In a stove with an efficiency of 40%, 3 g of kerosene burns out every minute.

In a stove with an efficiency of 40%, 3 g of kerosene burns out every minute. How long does it take to heat 1.5 liters of water on it from 10 to 100 degrees?

To calculate the duration of water heating on the used stove, we apply the formula: t = Sv * m * (tк – t0) / (N * η) = Sv * mw * (tk – t0) / (Qk / t1 * η) = Sv * mw * (tk – t0) / (qk * mk / t1 * η).

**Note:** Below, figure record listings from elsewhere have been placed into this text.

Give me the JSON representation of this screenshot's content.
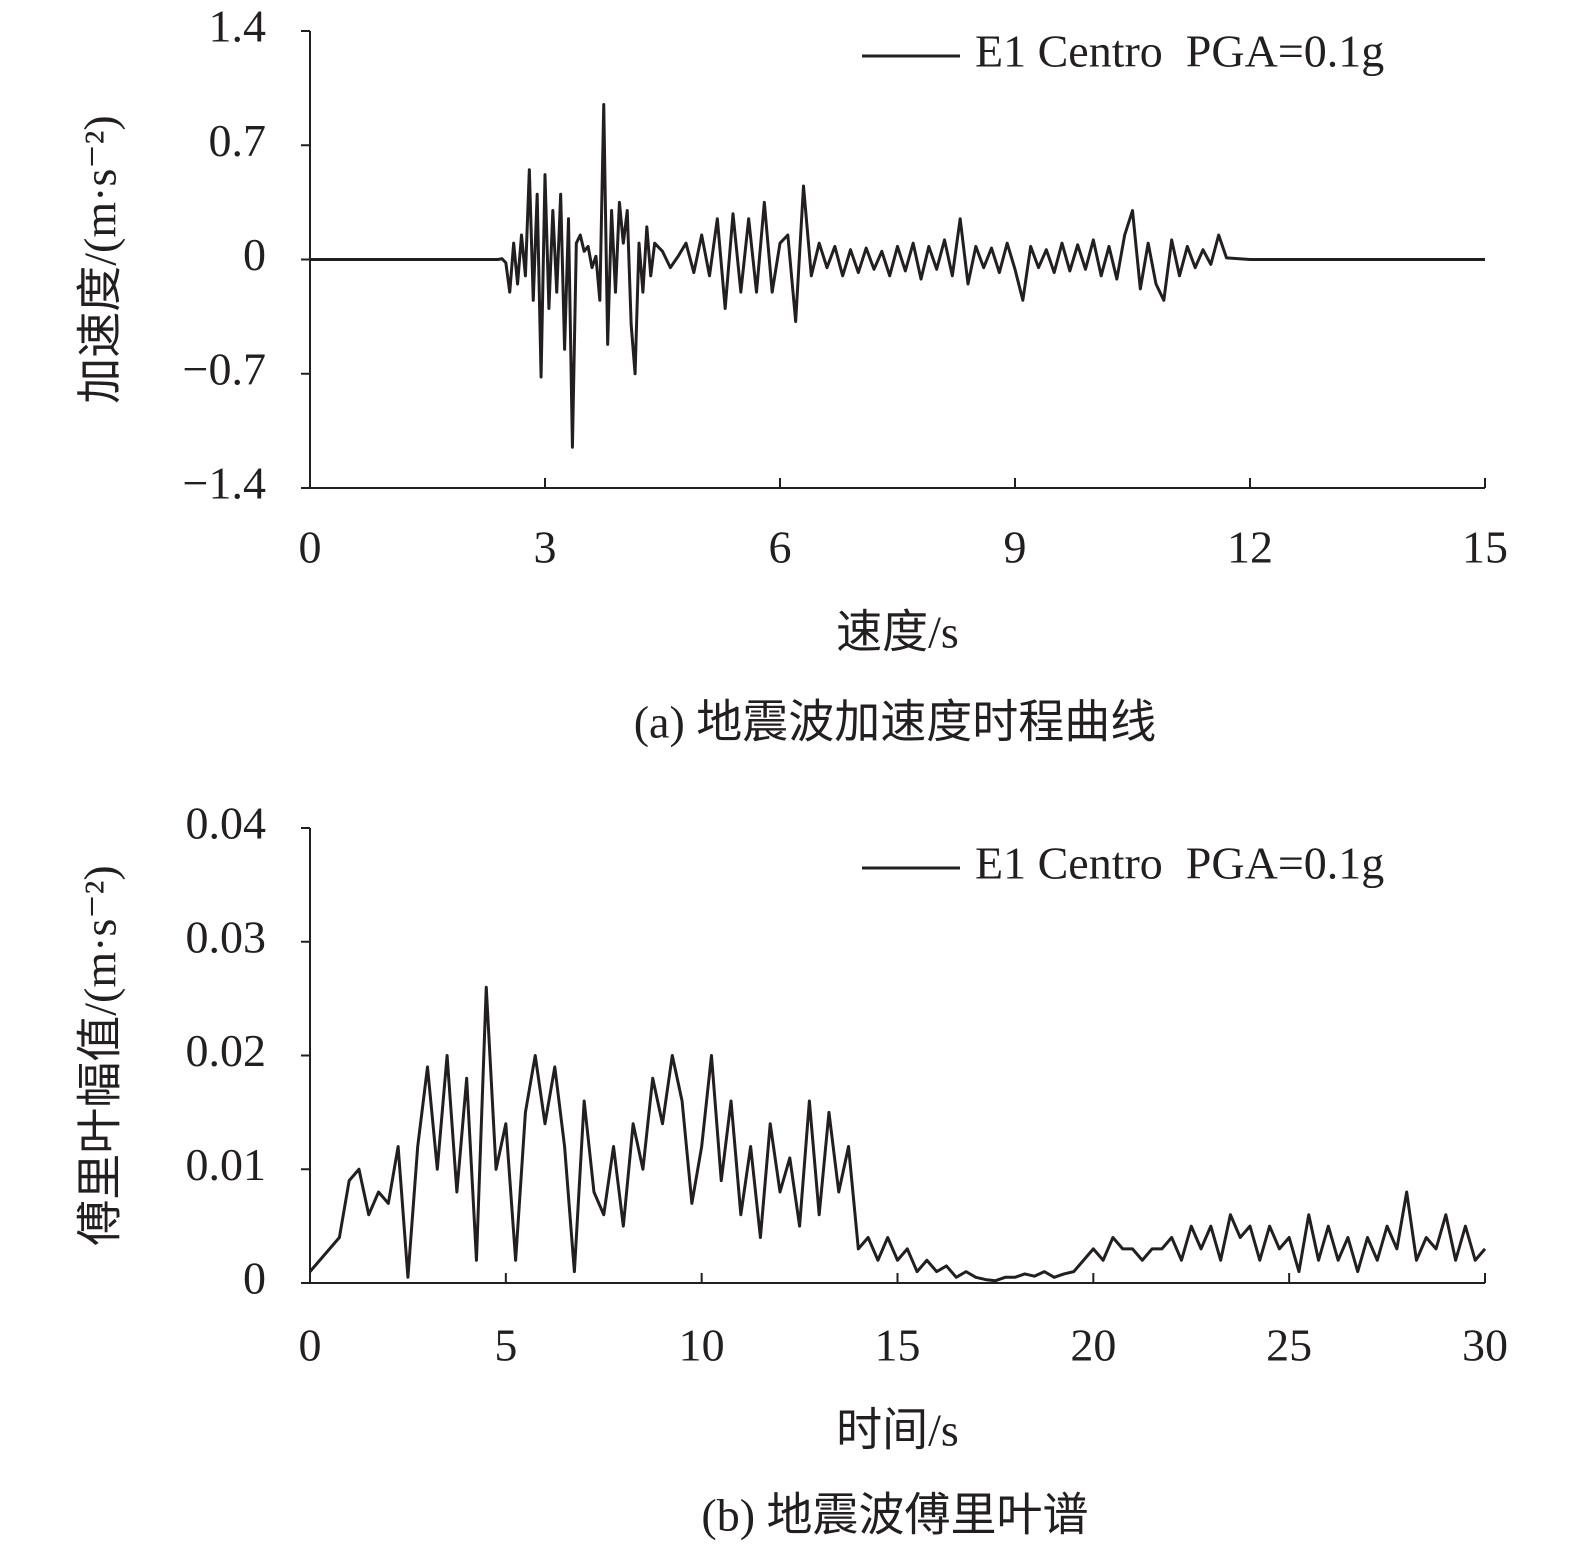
{
  "chart_data": [
    {
      "type": "line",
      "caption": "(a) 地震波加速度时程曲线",
      "xlabel": "速度/s",
      "ylabel": "加速度/(m·s⁻²)",
      "xlim": [
        0,
        15
      ],
      "xticks": [
        0,
        3,
        6,
        9,
        12,
        15
      ],
      "ylim": [
        -1.4,
        1.4
      ],
      "yticks": [
        {
          "value": -1.4,
          "label": "−1.4"
        },
        {
          "value": -0.7,
          "label": "−0.7"
        },
        0,
        0.7,
        1.4
      ],
      "legend": "upper right",
      "x": [
        0,
        2.4,
        2.45,
        2.5,
        2.55,
        2.6,
        2.65,
        2.7,
        2.75,
        2.8,
        2.85,
        2.9,
        2.95,
        3.0,
        3.05,
        3.1,
        3.15,
        3.2,
        3.25,
        3.3,
        3.35,
        3.4,
        3.45,
        3.5,
        3.55,
        3.6,
        3.65,
        3.7,
        3.75,
        3.8,
        3.85,
        3.9,
        3.95,
        4.0,
        4.05,
        4.1,
        4.15,
        4.2,
        4.25,
        4.3,
        4.35,
        4.4,
        4.5,
        4.6,
        4.7,
        4.8,
        4.9,
        5.0,
        5.1,
        5.2,
        5.3,
        5.4,
        5.5,
        5.6,
        5.7,
        5.8,
        5.9,
        6.0,
        6.1,
        6.2,
        6.3,
        6.4,
        6.5,
        6.6,
        6.7,
        6.8,
        6.9,
        7.0,
        7.1,
        7.2,
        7.3,
        7.4,
        7.5,
        7.6,
        7.7,
        7.8,
        7.9,
        8.0,
        8.1,
        8.2,
        8.3,
        8.4,
        8.5,
        8.6,
        8.7,
        8.8,
        8.9,
        9.0,
        9.1,
        9.2,
        9.3,
        9.4,
        9.5,
        9.6,
        9.7,
        9.8,
        9.9,
        10.0,
        10.1,
        10.2,
        10.3,
        10.4,
        10.5,
        10.6,
        10.7,
        10.8,
        10.9,
        11.0,
        11.1,
        11.2,
        11.3,
        11.4,
        11.5,
        11.6,
        11.7,
        12,
        15
      ],
      "series": [
        {
          "name": "E1 Centro  PGA=0.1g",
          "color": "#231f20",
          "values": [
            0,
            0,
            0.005,
            -0.02,
            -0.2,
            0.1,
            -0.15,
            0.15,
            -0.1,
            0.55,
            -0.25,
            0.4,
            -0.72,
            0.52,
            -0.3,
            0.3,
            -0.2,
            0.4,
            -0.55,
            0.25,
            -1.15,
            0.1,
            0.15,
            0.05,
            0.08,
            -0.05,
            0.02,
            -0.25,
            0.95,
            -0.52,
            0.3,
            -0.2,
            0.35,
            0.1,
            0.3,
            -0.4,
            -0.7,
            0.1,
            -0.2,
            0.2,
            -0.1,
            0.1,
            0.05,
            -0.05,
            0.02,
            0.1,
            -0.08,
            0.15,
            -0.1,
            0.25,
            -0.3,
            0.28,
            -0.2,
            0.25,
            -0.2,
            0.35,
            -0.2,
            0.1,
            0.15,
            -0.38,
            0.45,
            -0.1,
            0.1,
            -0.05,
            0.08,
            -0.1,
            0.06,
            -0.08,
            0.07,
            -0.06,
            0.05,
            -0.1,
            0.08,
            -0.07,
            0.1,
            -0.12,
            0.08,
            -0.06,
            0.12,
            -0.1,
            0.25,
            -0.15,
            0.08,
            -0.05,
            0.07,
            -0.08,
            0.1,
            -0.06,
            -0.25,
            0.08,
            -0.05,
            0.06,
            -0.08,
            0.1,
            -0.07,
            0.09,
            -0.06,
            0.12,
            -0.1,
            0.08,
            -0.12,
            0.15,
            0.3,
            -0.18,
            0.1,
            -0.15,
            -0.25,
            0.12,
            -0.1,
            0.08,
            -0.05,
            0.06,
            -0.03,
            0.15,
            0.01,
            0,
            0
          ]
        }
      ]
    },
    {
      "type": "line",
      "caption": "(b) 地震波傅里叶谱",
      "xlabel": "时间/s",
      "ylabel": "傅里叶幅值/(m·s⁻²)",
      "xlim": [
        0,
        30
      ],
      "xticks": [
        0,
        5,
        10,
        15,
        20,
        25,
        30
      ],
      "ylim": [
        0,
        0.04
      ],
      "yticks": [
        0,
        0.01,
        0.02,
        0.03,
        0.04
      ],
      "legend": "upper right",
      "x": [
        0,
        0.25,
        0.5,
        0.75,
        1,
        1.25,
        1.5,
        1.75,
        2,
        2.25,
        2.5,
        2.75,
        3,
        3.25,
        3.5,
        3.75,
        4,
        4.25,
        4.5,
        4.75,
        5,
        5.25,
        5.5,
        5.75,
        6,
        6.25,
        6.5,
        6.75,
        7,
        7.25,
        7.5,
        7.75,
        8,
        8.25,
        8.5,
        8.75,
        9,
        9.25,
        9.5,
        9.75,
        10,
        10.25,
        10.5,
        10.75,
        11,
        11.25,
        11.5,
        11.75,
        12,
        12.25,
        12.5,
        12.75,
        13,
        13.25,
        13.5,
        13.75,
        14,
        14.25,
        14.5,
        14.75,
        15,
        15.25,
        15.5,
        15.75,
        16,
        16.25,
        16.5,
        16.75,
        17,
        17.25,
        17.5,
        17.75,
        18,
        18.25,
        18.5,
        18.75,
        19,
        19.25,
        19.5,
        19.75,
        20,
        20.25,
        20.5,
        20.75,
        21,
        21.25,
        21.5,
        21.75,
        22,
        22.25,
        22.5,
        22.75,
        23,
        23.25,
        23.5,
        23.75,
        24,
        24.25,
        24.5,
        24.75,
        25,
        25.25,
        25.5,
        25.75,
        26,
        26.25,
        26.5,
        26.75,
        27,
        27.25,
        27.5,
        27.75,
        28,
        28.25,
        28.5,
        28.75,
        29,
        29.25,
        29.5,
        29.75,
        30
      ],
      "series": [
        {
          "name": "E1 Centro  PGA=0.1g",
          "color": "#231f20",
          "values": [
            0.001,
            0.002,
            0.003,
            0.004,
            0.009,
            0.01,
            0.006,
            0.008,
            0.007,
            0.012,
            0.0005,
            0.012,
            0.019,
            0.01,
            0.02,
            0.008,
            0.018,
            0.002,
            0.026,
            0.01,
            0.014,
            0.002,
            0.015,
            0.02,
            0.014,
            0.019,
            0.012,
            0.001,
            0.016,
            0.008,
            0.006,
            0.012,
            0.005,
            0.014,
            0.01,
            0.018,
            0.014,
            0.02,
            0.016,
            0.007,
            0.012,
            0.02,
            0.009,
            0.016,
            0.006,
            0.012,
            0.004,
            0.014,
            0.008,
            0.011,
            0.005,
            0.016,
            0.006,
            0.015,
            0.008,
            0.012,
            0.003,
            0.004,
            0.002,
            0.004,
            0.002,
            0.003,
            0.001,
            0.002,
            0.001,
            0.0015,
            0.0005,
            0.001,
            0.0005,
            0.0003,
            0.0002,
            0.0005,
            0.0005,
            0.0008,
            0.0006,
            0.001,
            0.0005,
            0.0008,
            0.001,
            0.002,
            0.003,
            0.002,
            0.004,
            0.003,
            0.003,
            0.002,
            0.003,
            0.003,
            0.004,
            0.002,
            0.005,
            0.003,
            0.005,
            0.002,
            0.006,
            0.004,
            0.005,
            0.002,
            0.005,
            0.003,
            0.004,
            0.001,
            0.006,
            0.002,
            0.005,
            0.002,
            0.004,
            0.001,
            0.004,
            0.002,
            0.005,
            0.003,
            0.008,
            0.002,
            0.004,
            0.003,
            0.006,
            0.002,
            0.005,
            0.002,
            0.003
          ]
        }
      ]
    }
  ]
}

Data: St. – beats. heat capacity of water (Sv = 4200 J / (kg * K)); mw is the mass of heated water (for 1.5 liters of water mw = 1.5 kg); tк – final heating temperature (tк = 100 ºС); t0 – initial temperature (t0 = 10 ºC); qk – beats. heat of combustion of kerosene (qk = 46 * 10 ^ 6 J / kg); mk is the mass of kerosene (mk = 3 g = 0.003 kg); t1 is the duration of kerosene combustion (t1 = 1 min = 60 s); η – efficiency of the used primus (η = 40% = 0.4).

Calculation: t = Sv * mw * (tk – t0) / (qk * mk / t1 * η) = 4200 * 1.5 * (100 – 10) / (46 * 10 ^ 6 * 0.003 / 60 * 0.4 ) = 616.3 s ≈ 10.27 min.

Answer: The water on the used stove will heat up in 616.3 s.